Custom operators and observables

Custom operators and observables#

NetKet exposes several extension paths for custom observables and operators. They differ in how much you implement yourself, whether gradients come for free, and whether expect_to_precision() works automatically. All three rely on NetKet’s multiple-dispatch extension mechanism; if you need the background first, start with Overriding defaults in NetKet and in particular NetKet Architecture: Multiple Dispatch.

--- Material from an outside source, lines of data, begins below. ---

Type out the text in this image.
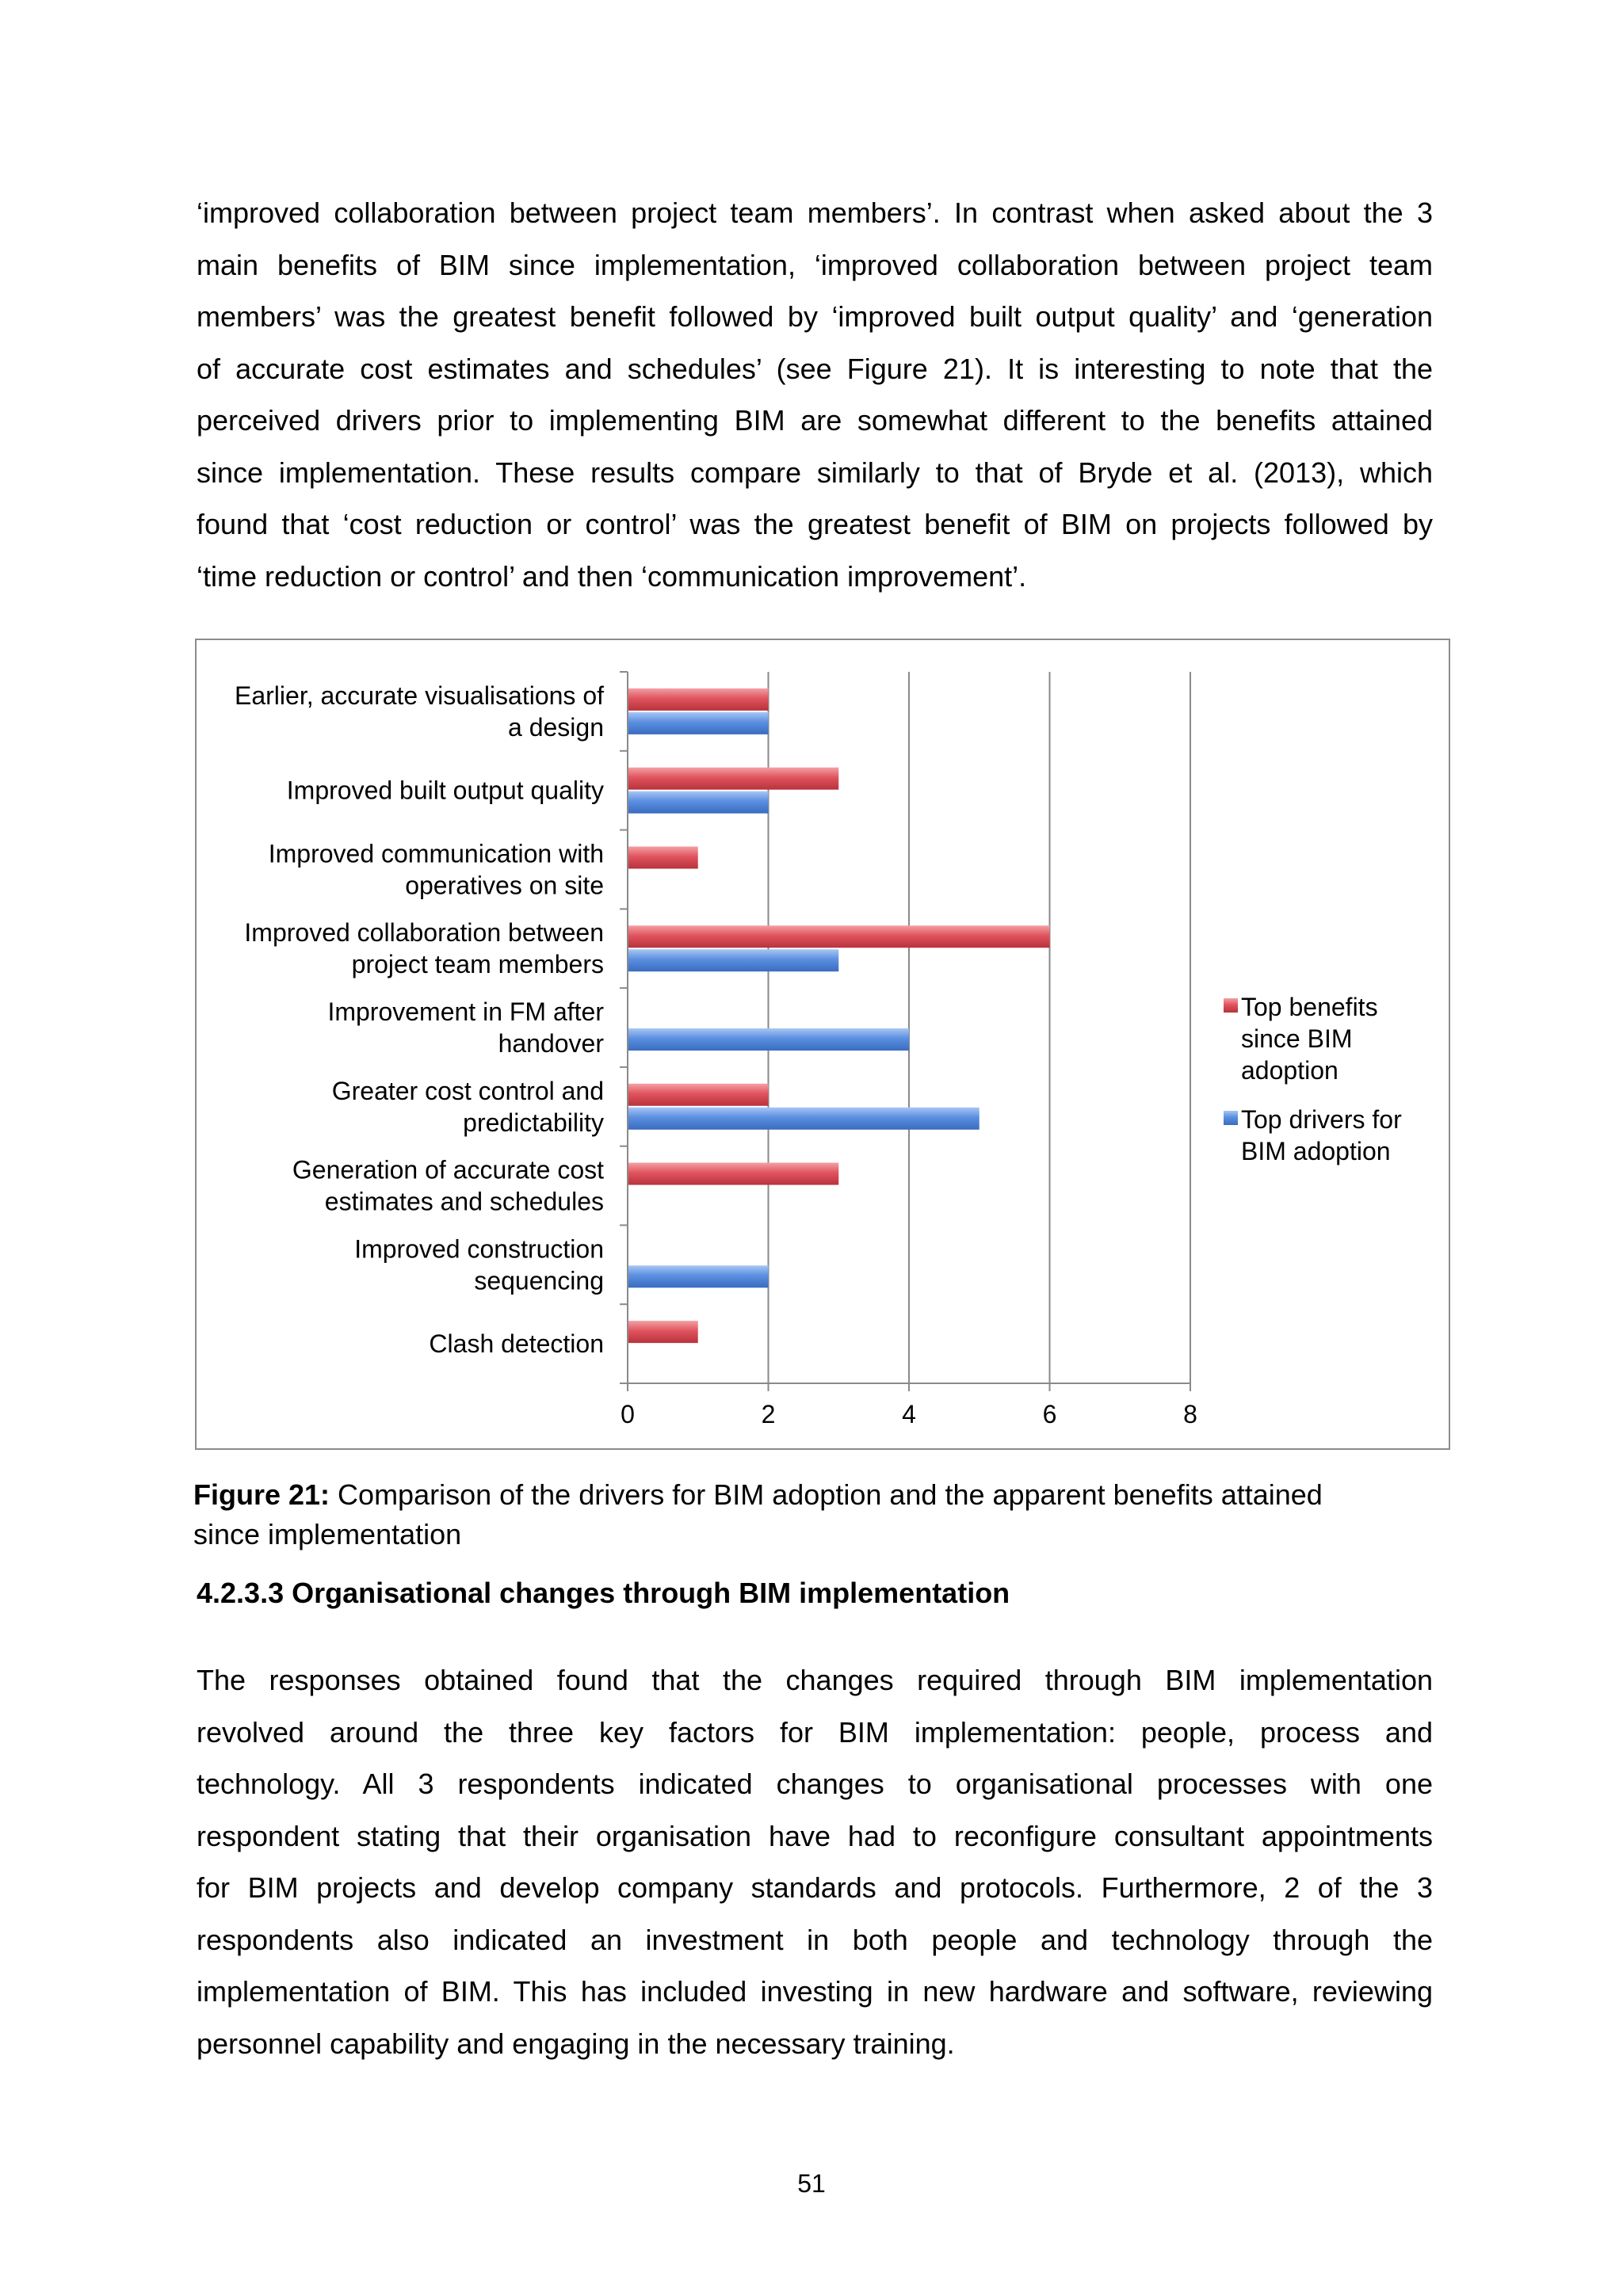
‘improved collaboration between project team members’. In contrast when asked about the 3
main benefits of BIM since implementation, ‘improved collaboration between project team
members’ was the greatest benefit followed by ‘improved built output quality’ and ‘generation
of accurate cost estimates and schedules’ (see Figure 21). It is interesting to note that the
perceived drivers prior to implementing BIM are somewhat different to the benefits attained
since implementation. These results compare similarly to that of Bryde et al. (2013), which
found that ‘cost reduction or control’ was the greatest benefit of BIM on projects followed by
‘time reduction or control’ and then ‘communication improvement’.
0	2	4	6	8
Earlier, accurate visualisations of
a design
Improved built output quality
Improved communication with
operatives on site
Improved collaboration between
project team members
Improvement in FM after
handover
Greater cost control and
predictability
Generation of accurate cost
estimates and schedules
Improved construction
sequencing
Clash detection
Top benefits
since BIM
adoption
Top drivers for
BIM adoption

Figure 21: Comparison of the drivers for BIM adoption and the apparent benefits attained
since implementation

4.2.3.3 Organisational changes through BIM implementation

The responses obtained found that the changes required through BIM implementation
revolved around the three key factors for BIM implementation: people, process and
technology. All 3 respondents indicated changes to organisational processes with one
respondent stating that their organisation have had to reconfigure consultant appointments
for BIM projects and develop company standards and protocols. Furthermore, 2 of the 3
respondents also indicated an investment in both people and technology through the
implementation of BIM. This has included investing in new hardware and software, reviewing
personnel capability and engaging in the necessary training.

51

Use the table below as the entry point, then jump to the tutorial section that matches the interface you want to implement.

Path

What you implement

expect()

expect_and_grad()

expect_to_precision()

Best when

Start here

Scalar operator kernel interface

Subclass AbstractOperator, then define get_local_kernel_arguments() and get_local_kernel().

Automatic

Automatic

Automatic for scalar local estimators

The observable is a standard operator whose expectation is the mean of one local-estimator channel.

Example: the lean operator-kernel interface

Explicit local_estimators() dispatch

Register local_estimators() and return either LocalEstimators or LocalEstimatorsBatch.

Automatic

No

Automatic

You need multi-channel local estimators, delta-method error propagation, or expect_to_precision() without gradients.

Example: V-score custom operator

Explicit observable dispatch

Register expect() for your custom observable, and optionally expect_and_grad().

Yes

Only if you define it

No

You want full control over the computation, or the observable does not fit NetKet’s local-estimator interfaces.